| Author | Message | Time |
|---|---|---|
| LoRd | Edit: Accidental double post | February 9, 2004, 7:03 AM |
| LoRd | I've been working on porting BnetAuth.dll from C++ to VB so that I can insert it into my VB project without having to include the extra .dll file. I've gotten a decent amount of the password hashing finished, however I'm stuck. hashbuf[] is referring to an unsigned long array cotaining 5 blocks of information, each block being 10 bytes long. What I'm confused about is what exactly hashbuf+5 does, I think it's joining the array someway, but I don't know exactly how. | February 9, 2004, 7:04 AM |
| iago | You can add to an array instead of indexing into it, so this: a = array[ 7 ]; is the same as a = array + 7; or a = array[ 0 ]; is the same as a = *array; Don't forget, however, that Visual Basic doesn't have unsigned datatypes.

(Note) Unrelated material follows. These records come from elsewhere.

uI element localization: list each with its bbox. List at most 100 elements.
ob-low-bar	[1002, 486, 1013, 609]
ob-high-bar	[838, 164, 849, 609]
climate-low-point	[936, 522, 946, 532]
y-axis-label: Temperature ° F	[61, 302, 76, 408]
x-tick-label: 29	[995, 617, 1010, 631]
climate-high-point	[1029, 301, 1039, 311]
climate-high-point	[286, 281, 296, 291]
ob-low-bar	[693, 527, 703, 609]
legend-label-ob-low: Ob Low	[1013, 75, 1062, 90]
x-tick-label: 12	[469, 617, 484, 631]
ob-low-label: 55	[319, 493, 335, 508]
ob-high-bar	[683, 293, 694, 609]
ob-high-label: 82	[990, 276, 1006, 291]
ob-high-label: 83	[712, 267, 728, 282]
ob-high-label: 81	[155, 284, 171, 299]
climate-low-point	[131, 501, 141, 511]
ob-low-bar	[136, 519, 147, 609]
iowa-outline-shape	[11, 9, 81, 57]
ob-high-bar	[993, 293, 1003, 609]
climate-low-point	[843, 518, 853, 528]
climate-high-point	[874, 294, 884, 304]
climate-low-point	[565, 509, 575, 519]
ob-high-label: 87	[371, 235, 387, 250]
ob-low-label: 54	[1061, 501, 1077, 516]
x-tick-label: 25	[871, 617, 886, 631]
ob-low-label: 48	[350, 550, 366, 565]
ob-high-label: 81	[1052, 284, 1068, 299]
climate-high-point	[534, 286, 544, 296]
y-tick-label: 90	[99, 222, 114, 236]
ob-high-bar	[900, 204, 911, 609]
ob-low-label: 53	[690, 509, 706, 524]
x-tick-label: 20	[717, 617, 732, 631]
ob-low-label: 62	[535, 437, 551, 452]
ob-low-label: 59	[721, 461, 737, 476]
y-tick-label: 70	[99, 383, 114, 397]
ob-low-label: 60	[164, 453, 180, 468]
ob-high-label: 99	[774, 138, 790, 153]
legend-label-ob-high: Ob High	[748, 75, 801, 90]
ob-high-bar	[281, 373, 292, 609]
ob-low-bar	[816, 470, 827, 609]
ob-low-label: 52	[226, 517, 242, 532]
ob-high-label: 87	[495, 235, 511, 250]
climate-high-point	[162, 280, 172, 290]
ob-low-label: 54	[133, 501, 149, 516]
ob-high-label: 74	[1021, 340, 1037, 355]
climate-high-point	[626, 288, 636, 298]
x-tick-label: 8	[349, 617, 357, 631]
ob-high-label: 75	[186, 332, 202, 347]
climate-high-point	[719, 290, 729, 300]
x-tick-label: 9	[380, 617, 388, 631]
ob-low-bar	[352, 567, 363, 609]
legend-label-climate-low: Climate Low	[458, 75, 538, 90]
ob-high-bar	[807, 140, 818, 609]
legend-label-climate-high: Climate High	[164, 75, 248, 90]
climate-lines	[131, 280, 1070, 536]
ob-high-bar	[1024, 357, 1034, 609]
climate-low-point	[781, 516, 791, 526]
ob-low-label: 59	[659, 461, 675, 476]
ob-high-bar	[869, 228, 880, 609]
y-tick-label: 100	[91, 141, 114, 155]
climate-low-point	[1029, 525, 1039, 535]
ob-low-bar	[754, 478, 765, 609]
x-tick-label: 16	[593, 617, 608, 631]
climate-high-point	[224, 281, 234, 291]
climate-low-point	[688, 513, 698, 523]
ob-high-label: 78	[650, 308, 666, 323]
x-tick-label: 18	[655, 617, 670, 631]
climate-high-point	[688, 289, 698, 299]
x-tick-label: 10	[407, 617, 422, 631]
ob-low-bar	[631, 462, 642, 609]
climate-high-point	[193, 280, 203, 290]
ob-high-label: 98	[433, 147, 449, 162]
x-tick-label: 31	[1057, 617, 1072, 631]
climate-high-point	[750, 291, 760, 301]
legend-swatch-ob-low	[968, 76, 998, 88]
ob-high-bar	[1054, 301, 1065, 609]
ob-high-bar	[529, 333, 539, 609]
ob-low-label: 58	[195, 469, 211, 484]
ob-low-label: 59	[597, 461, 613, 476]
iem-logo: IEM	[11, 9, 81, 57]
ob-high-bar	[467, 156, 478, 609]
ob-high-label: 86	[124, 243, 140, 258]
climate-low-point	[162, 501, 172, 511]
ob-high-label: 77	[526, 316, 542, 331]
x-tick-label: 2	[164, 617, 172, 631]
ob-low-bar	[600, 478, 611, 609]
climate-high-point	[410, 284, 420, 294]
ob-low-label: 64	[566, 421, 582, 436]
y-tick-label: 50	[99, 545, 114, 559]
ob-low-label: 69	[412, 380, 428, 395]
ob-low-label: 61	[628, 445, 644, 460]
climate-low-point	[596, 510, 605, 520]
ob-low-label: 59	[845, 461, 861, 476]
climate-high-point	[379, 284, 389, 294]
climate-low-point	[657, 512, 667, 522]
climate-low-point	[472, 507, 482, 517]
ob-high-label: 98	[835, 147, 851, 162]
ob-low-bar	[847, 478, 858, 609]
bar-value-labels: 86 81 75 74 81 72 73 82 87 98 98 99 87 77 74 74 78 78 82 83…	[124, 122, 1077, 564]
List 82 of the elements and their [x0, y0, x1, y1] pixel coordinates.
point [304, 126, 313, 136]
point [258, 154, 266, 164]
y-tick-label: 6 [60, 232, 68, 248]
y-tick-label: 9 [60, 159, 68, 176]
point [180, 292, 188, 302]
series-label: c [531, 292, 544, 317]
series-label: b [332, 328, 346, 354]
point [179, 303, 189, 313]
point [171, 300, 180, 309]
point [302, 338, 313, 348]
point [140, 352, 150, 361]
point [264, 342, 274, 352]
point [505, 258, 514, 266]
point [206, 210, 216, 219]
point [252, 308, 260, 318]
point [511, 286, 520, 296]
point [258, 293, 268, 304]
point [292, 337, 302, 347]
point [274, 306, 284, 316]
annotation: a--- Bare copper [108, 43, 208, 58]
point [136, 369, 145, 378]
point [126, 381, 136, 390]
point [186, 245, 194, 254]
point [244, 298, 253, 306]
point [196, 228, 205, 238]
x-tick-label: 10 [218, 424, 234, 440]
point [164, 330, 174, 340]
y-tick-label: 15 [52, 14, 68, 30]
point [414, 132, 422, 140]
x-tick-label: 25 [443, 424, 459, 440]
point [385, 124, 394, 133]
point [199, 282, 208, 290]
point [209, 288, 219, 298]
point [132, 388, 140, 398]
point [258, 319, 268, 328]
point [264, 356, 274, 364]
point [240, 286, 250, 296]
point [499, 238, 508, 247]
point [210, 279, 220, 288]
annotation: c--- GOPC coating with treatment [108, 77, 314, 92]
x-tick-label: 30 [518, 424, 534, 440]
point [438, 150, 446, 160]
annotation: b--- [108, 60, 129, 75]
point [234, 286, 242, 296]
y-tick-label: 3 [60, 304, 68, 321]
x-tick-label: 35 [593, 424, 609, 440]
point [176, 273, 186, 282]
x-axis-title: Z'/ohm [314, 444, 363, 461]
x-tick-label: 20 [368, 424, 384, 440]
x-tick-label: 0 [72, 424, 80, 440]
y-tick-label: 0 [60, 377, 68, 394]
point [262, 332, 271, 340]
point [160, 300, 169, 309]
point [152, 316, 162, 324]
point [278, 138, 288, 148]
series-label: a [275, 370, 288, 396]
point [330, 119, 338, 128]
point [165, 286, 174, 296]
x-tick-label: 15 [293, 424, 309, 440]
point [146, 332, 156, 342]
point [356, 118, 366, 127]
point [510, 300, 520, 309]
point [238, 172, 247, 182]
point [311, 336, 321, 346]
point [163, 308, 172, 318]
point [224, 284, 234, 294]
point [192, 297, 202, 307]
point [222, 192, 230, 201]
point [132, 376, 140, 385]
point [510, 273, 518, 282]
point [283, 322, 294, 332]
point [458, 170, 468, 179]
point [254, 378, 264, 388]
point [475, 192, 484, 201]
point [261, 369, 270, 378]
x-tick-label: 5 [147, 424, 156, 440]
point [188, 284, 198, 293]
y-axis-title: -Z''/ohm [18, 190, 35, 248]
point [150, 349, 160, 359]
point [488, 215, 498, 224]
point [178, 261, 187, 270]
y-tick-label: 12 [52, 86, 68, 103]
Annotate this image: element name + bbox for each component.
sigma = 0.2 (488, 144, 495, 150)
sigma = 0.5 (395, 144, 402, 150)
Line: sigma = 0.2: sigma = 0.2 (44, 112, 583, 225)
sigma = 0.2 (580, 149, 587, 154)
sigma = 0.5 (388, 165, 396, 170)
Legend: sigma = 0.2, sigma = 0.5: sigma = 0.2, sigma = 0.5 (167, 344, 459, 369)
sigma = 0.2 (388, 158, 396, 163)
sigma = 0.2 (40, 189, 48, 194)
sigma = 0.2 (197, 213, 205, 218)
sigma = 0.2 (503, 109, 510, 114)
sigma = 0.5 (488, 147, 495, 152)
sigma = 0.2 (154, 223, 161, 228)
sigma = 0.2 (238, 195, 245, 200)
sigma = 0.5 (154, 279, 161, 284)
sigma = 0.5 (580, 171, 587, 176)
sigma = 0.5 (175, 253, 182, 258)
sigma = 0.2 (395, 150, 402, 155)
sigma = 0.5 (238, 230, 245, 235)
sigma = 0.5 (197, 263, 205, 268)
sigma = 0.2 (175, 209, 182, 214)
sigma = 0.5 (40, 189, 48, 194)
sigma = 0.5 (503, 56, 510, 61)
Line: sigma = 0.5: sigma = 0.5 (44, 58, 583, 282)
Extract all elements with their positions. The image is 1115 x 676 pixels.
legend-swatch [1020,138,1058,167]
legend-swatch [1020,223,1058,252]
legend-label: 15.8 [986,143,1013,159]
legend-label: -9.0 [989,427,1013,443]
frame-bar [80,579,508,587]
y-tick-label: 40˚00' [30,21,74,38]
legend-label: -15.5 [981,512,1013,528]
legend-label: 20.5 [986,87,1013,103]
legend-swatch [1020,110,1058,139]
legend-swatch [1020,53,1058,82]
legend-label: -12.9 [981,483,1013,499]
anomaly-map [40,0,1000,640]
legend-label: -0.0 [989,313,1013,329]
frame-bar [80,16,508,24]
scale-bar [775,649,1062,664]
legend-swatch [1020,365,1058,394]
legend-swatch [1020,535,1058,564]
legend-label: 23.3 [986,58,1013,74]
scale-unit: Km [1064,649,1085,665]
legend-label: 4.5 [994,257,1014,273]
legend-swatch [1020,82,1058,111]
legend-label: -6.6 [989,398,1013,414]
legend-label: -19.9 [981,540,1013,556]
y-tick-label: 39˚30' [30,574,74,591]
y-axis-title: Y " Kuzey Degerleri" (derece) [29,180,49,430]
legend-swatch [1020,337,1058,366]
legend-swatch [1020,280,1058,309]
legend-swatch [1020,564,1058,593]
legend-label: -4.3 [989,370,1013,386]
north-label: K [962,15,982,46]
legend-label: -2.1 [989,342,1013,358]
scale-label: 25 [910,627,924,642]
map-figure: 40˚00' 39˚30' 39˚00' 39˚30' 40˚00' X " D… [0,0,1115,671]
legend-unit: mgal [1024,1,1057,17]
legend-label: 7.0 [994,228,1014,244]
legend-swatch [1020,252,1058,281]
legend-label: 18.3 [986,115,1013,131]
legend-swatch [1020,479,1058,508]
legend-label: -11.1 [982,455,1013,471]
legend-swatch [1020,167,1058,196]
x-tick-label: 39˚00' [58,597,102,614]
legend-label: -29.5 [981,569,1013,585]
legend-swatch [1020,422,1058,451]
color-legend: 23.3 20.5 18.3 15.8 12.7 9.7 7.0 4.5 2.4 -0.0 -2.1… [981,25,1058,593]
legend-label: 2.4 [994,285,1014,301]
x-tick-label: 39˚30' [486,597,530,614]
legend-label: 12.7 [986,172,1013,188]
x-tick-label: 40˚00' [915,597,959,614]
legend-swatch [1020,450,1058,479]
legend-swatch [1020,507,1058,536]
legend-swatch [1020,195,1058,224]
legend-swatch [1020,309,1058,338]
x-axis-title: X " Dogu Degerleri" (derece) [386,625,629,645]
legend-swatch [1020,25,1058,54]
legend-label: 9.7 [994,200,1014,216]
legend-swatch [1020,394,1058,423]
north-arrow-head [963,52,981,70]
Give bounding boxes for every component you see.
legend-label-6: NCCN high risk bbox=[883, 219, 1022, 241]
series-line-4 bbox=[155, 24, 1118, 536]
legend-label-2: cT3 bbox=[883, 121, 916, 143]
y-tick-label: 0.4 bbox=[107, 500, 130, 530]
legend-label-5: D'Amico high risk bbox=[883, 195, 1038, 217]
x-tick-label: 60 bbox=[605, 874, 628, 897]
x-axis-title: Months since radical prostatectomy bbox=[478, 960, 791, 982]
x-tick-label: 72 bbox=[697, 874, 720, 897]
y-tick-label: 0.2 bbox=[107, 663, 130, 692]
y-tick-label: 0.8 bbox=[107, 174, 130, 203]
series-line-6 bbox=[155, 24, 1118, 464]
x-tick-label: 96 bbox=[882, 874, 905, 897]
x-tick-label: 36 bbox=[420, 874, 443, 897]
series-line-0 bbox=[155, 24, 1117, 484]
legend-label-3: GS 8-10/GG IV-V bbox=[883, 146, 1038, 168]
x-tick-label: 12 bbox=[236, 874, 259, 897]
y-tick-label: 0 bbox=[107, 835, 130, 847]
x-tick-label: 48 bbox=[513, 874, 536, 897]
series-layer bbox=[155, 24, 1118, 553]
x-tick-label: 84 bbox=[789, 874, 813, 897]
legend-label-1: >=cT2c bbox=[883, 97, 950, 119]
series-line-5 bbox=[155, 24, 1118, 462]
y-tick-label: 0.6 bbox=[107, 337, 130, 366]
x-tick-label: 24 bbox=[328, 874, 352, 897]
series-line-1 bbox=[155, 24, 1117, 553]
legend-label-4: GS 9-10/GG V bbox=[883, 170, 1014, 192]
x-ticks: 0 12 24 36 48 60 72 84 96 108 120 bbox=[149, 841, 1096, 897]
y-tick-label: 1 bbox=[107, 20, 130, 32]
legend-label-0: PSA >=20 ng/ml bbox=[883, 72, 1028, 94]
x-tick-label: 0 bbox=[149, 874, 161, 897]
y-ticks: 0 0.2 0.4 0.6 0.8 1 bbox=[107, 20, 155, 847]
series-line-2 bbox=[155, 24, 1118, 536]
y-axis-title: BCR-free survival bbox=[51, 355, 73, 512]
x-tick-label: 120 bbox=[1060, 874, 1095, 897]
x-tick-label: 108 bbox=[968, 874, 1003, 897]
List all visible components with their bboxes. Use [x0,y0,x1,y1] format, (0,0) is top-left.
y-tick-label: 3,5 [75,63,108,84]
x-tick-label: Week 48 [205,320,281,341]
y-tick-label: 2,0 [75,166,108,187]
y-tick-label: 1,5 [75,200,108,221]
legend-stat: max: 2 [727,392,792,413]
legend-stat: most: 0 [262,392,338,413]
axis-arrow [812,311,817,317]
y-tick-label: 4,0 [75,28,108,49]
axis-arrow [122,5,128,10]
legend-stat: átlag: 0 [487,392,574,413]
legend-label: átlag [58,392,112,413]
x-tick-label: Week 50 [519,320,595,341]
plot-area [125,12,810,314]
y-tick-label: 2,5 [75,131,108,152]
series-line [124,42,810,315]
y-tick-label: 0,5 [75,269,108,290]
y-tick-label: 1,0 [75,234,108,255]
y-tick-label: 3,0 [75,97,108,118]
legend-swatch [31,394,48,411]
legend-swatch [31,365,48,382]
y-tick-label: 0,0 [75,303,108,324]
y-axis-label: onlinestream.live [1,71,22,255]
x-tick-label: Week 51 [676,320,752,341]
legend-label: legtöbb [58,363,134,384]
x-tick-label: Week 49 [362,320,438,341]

I hope you have some workaround for that. | February 9, 2004, 2:09 PM |
| UserLoser. | [quote author=LoRd[nK] link=board=5;threadid=5184;start=0#msg43277 date=1076310294] I've been working on porting BnetAuth.dll from C++ to VB so that I can insert it into my VB project without having to include the extra .dll file. I've gotten a decent amount of the password hashing finished, however I'm stuck. hashbuf[] is referring to an unsigned long array cotaining 5 blocks of information, each block being 10 bytes long. What I'm confused about is what exactly hashbuf+5 does, I think it's joining the array someway, but I don't know exactly how. [/quote] I have everything ported over into VB - If you want it, I can send it to you when I get home | February 9, 2004, 4:43 PM |
| Myndfyr | [quote author=UserLoser. link=board=5;threadid=5184;start=0#msg43307 date=1076344998] [quote author=LoRd[nK] link=board=5;threadid=5184;start=0#msg43277 date=1076310294] I've been working on porting BnetAuth.dll from C++ to VB so that I can insert it into my VB project without having to include the extra .dll file. I've gotten a decent amount of the password hashing finished, however I'm stuck. hashbuf[] is referring to an unsigned long array cotaining 5 blocks of information, each block being 10 bytes long. What I'm confused about is what exactly hashbuf+5 does, I think it's joining the array someway, but I don't know exactly how. [/quote] I have everything ported over into VB - If you want it, I can send it to you when I get home [/quote] He's obviously showing the initiative to do it himself.... Why don't you point him in the right direction and help him out? In the end, that will be a lot better for him anyway.... | February 9, 2004, 7:55 PM |
| Kp | [quote author=iago link=board=5;threadid=5184;start=0#msg43292 date=1076335771]a = array[7]; is the same as a = array + 7; or [code]a = array[ 0 ]; is the same as a = *array;[/code][/quote] Not quite. array[ 7 ] refers to the value at offset 7 in the array. array+7 refers to the address of the element at offset 7. That is, *(array+7) == array[ 7 ]. Alternately, &array[ 7 ] == array+7. No challenge to your second statement, but the forum did damage it (hid your subscript zero). | February 9, 2004, 10:36 PM |
| iago | [quote author=Kp link=board=5;threadid=5184;start=0#msg43395 date=1076366161] [quote author=iago link=board=5;threadid=5184;start=0#msg43292 date=1076335771]a = array[7]; is the same as a = array + 7; or [code]a = array[ 0 ]; is the same as a = *array;[/code][/quote] Not quite. array[ 7 ] refers to the value at offset 7 in the array. array+7 refers to the address of the element at offset 7. That is, *(array+7) == array[ 7 ]. Alternately, &array[ 7 ] == array+7. No challenge to your second statement, but the forum did damage it (hid your subscript zero). [/quote] You're right about everything. That was my bad not dereferencing, and I fixed the thing that board broke. | February 9, 2004, 11:20 PM |